In a US study on the effects of feed with various combinations of enzyme additives and available phosphorus, 500 male chicks were individually weighed at seven and 14 days. The chicken litter the chicks produced was also analysed for residual phosphorus.
Improving digestibility of poultry rations is important for commercial producers for two reasons, said Dr Jason Lee, poultry scientist with Texas A&M AgriLife Research. The first reason is improved digestibility means improved feed efficiency. Digestibility of soybean meal by poultry is already high, 80 to 85%, according to Lee. “But we want to make that much higher,” he said.
The second reason why improving feed efficiency is important is environmental, Lee said. The nine billion birds produced annually in the US produce large amounts of manure, which is mixed with spilled feed, feathers and bedding material, to make ‘chicken litter’.
Chicken litter is primarily used as fertiliser, but because nitrogen is less concentrated than chemical fertilizers, transportation costs usually limit its use to nearby farms. And the nitrogen in chicken litter can be lost quickly, according to Lee.

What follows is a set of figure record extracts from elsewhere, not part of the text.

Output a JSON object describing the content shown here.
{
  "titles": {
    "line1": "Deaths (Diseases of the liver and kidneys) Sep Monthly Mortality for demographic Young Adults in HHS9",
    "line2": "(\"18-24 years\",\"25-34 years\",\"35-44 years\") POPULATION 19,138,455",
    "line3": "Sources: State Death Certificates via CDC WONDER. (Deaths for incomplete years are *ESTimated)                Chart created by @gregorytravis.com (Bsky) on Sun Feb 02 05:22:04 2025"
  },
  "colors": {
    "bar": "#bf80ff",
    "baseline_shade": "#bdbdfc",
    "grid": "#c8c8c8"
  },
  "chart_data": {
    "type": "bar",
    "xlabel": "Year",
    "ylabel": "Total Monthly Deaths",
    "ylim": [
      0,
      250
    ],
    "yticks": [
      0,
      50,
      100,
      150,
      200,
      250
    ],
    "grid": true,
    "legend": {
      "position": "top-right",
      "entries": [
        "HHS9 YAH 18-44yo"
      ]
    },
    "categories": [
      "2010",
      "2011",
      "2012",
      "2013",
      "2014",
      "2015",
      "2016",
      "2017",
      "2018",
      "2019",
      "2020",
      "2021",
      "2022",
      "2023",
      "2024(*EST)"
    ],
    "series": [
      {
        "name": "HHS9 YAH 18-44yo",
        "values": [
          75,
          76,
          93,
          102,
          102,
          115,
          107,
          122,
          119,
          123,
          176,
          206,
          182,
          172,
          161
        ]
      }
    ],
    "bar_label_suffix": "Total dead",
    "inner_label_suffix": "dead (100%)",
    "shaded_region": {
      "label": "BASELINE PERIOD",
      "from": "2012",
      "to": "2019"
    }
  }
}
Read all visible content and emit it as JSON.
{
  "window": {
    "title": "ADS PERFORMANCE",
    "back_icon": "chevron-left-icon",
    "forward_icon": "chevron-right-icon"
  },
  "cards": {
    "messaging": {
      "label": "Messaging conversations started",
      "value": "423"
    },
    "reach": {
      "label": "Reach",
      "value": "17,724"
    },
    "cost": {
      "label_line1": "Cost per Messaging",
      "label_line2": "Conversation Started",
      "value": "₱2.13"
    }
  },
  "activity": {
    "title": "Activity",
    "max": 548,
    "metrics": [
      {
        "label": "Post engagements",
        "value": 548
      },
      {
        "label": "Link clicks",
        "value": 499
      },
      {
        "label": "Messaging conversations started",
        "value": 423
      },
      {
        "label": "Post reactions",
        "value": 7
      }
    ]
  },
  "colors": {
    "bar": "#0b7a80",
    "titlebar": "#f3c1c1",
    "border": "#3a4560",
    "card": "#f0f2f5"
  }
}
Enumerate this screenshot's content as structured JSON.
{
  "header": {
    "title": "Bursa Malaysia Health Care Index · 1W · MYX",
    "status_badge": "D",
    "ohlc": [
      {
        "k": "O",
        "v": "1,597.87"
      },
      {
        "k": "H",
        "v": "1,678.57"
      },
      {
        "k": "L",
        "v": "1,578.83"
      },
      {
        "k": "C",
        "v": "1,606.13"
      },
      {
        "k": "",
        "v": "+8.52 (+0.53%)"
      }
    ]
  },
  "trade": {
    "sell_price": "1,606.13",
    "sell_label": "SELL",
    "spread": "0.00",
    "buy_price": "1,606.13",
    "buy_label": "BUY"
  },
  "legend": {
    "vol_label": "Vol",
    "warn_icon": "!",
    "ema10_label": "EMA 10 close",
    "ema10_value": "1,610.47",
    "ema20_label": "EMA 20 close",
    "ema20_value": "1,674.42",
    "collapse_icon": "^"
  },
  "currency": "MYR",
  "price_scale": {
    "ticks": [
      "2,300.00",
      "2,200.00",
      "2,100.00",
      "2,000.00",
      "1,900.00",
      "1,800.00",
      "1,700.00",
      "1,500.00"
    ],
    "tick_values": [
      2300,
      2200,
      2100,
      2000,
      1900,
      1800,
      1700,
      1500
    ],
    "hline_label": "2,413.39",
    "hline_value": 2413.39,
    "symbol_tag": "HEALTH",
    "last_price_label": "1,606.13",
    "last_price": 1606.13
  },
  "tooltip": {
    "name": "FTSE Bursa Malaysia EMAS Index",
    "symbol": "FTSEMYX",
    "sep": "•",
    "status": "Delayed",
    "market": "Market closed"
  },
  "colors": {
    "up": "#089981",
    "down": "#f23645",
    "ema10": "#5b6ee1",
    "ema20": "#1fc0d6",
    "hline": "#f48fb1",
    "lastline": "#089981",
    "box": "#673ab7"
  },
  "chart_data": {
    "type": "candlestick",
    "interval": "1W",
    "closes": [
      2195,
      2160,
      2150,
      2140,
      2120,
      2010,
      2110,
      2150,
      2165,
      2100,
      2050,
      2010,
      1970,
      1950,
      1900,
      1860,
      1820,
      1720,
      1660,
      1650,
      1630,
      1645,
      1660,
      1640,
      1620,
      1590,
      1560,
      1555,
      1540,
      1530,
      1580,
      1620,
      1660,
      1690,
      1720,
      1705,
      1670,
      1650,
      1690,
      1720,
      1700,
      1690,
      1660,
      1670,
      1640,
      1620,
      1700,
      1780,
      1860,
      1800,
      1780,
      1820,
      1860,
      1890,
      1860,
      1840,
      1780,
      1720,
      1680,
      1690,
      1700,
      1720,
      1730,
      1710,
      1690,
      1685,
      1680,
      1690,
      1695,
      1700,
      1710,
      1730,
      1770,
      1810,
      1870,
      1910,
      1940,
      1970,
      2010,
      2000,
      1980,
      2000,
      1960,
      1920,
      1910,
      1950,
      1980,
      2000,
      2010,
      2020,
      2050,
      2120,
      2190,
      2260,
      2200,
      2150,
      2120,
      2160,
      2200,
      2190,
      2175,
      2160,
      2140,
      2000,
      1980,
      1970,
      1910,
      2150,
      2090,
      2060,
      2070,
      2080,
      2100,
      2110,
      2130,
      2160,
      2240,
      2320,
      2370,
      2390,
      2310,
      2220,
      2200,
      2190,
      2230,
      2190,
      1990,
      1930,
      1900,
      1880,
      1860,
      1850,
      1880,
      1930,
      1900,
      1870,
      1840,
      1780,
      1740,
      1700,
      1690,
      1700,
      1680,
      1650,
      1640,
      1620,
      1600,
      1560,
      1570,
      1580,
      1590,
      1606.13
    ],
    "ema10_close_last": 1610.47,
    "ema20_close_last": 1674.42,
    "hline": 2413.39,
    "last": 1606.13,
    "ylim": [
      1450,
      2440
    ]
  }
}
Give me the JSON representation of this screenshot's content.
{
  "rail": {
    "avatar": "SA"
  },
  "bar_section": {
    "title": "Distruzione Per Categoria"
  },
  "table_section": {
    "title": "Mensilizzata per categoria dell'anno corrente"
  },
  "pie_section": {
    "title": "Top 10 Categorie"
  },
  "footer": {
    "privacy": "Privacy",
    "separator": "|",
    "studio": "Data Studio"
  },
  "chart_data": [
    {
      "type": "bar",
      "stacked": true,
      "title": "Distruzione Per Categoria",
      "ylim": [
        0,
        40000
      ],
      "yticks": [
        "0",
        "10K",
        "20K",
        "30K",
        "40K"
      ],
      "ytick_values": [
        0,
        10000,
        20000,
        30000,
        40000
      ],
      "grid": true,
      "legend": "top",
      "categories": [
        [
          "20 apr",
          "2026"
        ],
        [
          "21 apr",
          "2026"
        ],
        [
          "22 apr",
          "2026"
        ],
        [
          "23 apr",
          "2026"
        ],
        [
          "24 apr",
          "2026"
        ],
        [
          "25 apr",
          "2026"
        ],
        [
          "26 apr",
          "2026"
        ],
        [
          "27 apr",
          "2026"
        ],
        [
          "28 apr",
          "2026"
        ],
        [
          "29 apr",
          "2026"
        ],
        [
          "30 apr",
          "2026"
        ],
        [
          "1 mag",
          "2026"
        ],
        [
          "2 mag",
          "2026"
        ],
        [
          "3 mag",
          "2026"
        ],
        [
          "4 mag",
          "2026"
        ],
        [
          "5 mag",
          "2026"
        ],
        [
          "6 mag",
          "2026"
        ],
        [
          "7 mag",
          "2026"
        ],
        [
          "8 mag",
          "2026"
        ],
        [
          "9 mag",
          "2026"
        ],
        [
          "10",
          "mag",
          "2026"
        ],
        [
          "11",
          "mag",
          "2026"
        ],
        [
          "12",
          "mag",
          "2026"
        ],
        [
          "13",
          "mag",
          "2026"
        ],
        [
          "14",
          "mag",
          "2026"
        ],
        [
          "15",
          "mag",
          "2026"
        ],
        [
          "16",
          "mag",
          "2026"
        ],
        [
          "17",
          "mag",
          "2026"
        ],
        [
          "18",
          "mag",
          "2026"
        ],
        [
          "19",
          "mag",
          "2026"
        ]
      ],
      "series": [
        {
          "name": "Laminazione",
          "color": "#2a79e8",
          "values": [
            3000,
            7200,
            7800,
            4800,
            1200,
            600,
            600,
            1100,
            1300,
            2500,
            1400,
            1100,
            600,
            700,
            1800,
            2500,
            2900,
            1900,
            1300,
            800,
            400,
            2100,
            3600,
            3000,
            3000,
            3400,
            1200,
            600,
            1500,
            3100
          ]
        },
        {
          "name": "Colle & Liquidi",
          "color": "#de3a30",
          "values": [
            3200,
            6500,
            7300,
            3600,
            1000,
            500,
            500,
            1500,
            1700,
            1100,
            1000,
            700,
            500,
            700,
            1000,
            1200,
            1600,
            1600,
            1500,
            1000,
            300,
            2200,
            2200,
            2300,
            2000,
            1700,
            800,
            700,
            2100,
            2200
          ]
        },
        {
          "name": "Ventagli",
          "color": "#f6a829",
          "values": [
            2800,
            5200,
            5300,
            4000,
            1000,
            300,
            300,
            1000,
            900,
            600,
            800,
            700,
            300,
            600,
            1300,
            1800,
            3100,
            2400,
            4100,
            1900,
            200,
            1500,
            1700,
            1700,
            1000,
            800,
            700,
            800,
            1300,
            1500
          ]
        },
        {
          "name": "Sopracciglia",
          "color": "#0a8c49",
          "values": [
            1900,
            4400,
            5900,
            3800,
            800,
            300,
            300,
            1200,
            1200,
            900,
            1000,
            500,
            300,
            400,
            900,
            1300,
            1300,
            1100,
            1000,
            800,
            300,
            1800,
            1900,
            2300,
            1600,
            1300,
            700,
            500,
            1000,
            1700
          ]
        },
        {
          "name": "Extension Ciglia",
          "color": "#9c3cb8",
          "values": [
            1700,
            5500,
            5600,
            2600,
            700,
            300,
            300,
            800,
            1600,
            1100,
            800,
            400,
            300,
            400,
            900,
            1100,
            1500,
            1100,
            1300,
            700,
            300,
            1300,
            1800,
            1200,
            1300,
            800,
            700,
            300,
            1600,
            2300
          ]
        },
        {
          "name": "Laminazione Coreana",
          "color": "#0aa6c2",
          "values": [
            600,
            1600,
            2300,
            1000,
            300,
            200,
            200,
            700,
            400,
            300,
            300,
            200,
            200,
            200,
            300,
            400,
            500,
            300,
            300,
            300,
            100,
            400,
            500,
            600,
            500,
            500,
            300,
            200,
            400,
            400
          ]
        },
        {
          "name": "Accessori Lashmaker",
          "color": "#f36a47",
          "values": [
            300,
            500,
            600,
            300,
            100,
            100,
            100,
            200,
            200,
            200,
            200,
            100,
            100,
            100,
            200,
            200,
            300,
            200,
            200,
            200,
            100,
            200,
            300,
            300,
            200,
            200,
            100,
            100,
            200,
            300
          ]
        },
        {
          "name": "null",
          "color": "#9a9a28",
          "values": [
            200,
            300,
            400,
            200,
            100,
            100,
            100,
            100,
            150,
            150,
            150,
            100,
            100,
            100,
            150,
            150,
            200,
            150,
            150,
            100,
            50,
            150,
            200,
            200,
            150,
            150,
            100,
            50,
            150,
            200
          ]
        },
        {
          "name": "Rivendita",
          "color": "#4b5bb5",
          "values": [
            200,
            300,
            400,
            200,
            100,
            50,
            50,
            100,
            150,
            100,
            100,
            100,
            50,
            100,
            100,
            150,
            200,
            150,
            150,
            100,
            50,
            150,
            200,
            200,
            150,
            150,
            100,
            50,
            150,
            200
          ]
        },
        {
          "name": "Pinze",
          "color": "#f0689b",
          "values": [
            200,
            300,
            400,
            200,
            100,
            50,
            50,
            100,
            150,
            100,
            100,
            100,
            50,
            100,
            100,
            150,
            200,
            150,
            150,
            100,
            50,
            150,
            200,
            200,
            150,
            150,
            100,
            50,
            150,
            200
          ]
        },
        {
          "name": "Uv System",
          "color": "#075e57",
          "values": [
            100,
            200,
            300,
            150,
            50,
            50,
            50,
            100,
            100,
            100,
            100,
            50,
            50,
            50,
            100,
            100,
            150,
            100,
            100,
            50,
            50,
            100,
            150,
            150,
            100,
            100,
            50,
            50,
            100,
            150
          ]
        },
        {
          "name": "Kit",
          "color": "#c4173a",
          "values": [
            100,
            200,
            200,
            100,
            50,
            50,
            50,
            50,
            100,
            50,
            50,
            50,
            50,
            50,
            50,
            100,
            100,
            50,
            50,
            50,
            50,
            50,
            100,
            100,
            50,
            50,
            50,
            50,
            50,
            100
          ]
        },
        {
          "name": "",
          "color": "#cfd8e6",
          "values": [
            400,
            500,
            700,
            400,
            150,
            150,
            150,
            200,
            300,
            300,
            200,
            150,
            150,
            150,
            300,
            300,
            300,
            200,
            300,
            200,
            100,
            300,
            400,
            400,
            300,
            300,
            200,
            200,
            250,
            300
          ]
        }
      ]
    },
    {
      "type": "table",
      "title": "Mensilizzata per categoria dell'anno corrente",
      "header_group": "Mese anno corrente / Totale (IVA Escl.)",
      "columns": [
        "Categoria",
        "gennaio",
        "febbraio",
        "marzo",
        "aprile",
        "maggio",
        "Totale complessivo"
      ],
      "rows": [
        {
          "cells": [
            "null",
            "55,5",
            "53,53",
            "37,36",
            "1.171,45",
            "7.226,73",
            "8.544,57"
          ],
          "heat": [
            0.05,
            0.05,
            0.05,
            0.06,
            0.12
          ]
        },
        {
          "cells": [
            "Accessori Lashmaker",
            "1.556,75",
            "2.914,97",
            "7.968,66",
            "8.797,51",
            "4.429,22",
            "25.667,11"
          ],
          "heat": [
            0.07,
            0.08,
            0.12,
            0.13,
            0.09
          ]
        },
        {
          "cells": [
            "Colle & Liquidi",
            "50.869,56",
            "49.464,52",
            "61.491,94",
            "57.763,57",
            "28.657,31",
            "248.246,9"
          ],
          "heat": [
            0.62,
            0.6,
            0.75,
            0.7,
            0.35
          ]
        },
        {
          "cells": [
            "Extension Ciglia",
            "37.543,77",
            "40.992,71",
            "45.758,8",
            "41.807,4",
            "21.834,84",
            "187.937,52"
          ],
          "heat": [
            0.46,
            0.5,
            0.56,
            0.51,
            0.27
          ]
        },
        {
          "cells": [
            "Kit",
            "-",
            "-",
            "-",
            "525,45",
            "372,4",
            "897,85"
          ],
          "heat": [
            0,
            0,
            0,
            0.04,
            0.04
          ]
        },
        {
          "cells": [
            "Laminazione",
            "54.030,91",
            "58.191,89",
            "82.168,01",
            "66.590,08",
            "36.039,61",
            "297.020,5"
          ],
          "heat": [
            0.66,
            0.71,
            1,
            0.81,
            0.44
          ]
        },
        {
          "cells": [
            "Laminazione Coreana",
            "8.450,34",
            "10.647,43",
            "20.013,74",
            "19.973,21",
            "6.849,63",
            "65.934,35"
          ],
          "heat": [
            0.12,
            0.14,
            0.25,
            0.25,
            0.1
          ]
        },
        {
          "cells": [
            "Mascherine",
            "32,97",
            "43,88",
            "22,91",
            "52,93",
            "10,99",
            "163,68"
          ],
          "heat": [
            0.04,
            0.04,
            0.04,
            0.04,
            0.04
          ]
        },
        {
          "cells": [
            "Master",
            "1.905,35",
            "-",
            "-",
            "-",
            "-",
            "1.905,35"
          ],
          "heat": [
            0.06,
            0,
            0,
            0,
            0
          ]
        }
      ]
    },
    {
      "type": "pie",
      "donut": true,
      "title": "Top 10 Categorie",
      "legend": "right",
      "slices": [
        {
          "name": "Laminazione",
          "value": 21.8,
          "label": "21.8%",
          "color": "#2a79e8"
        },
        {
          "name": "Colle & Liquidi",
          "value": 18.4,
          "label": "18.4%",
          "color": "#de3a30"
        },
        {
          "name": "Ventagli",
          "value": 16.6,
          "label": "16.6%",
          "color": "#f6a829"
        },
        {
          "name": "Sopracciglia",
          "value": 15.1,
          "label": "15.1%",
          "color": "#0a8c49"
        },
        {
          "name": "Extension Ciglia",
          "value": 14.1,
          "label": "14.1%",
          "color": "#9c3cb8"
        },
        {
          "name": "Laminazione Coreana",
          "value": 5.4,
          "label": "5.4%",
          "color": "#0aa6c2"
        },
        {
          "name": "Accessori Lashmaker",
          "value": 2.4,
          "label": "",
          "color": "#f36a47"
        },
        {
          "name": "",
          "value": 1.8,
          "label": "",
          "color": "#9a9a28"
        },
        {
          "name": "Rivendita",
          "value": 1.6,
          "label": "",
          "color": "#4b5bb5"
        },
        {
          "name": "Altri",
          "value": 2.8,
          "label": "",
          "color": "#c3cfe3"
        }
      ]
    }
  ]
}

Nitrate runoff is usually not a problem with chicken litter fertiliser as it is with manure from other confined animal operations. But phosphorus can be, he said.
“Phosphorus is an essential nutrient required for proper bone development and for efficient poultry production,” Lee said. “The failure to meet a bird’s requirement of phosphorus can lead to many bird-health problems, including reduced bird performance, increased leg disorders and increased bird mortality.”
The main strategy utilised to decrease the levels of phosphorus required in broiler diets is the use of enzymes that utilise the phosphorus in plant sources, such as corn and soybean, according to Lee.
To determine which strains of the two enzymes were best combinations for chicken health and feed conversion efficiency, Lee conducting studies comparing how multiple levels of phytase affects the bio-availability of phytate with and without non-starch polysaccharides. The feed tested was a combination of corn and soybean meal with added vitamins and micronutrients – a standard poultry ration.
The relationship between the effects of the two enzymes turned out to be more complicated than expected. Non-starch polysaccharides increased the bioavailability of phosphorus but at only one of the three levels of phytase concentrations tested.
The results of his study will give commercial poultry producers information they need to fine-tune feed mixture to reduce phosphorus runoff from chicken litter without endangering flock health, Lee said.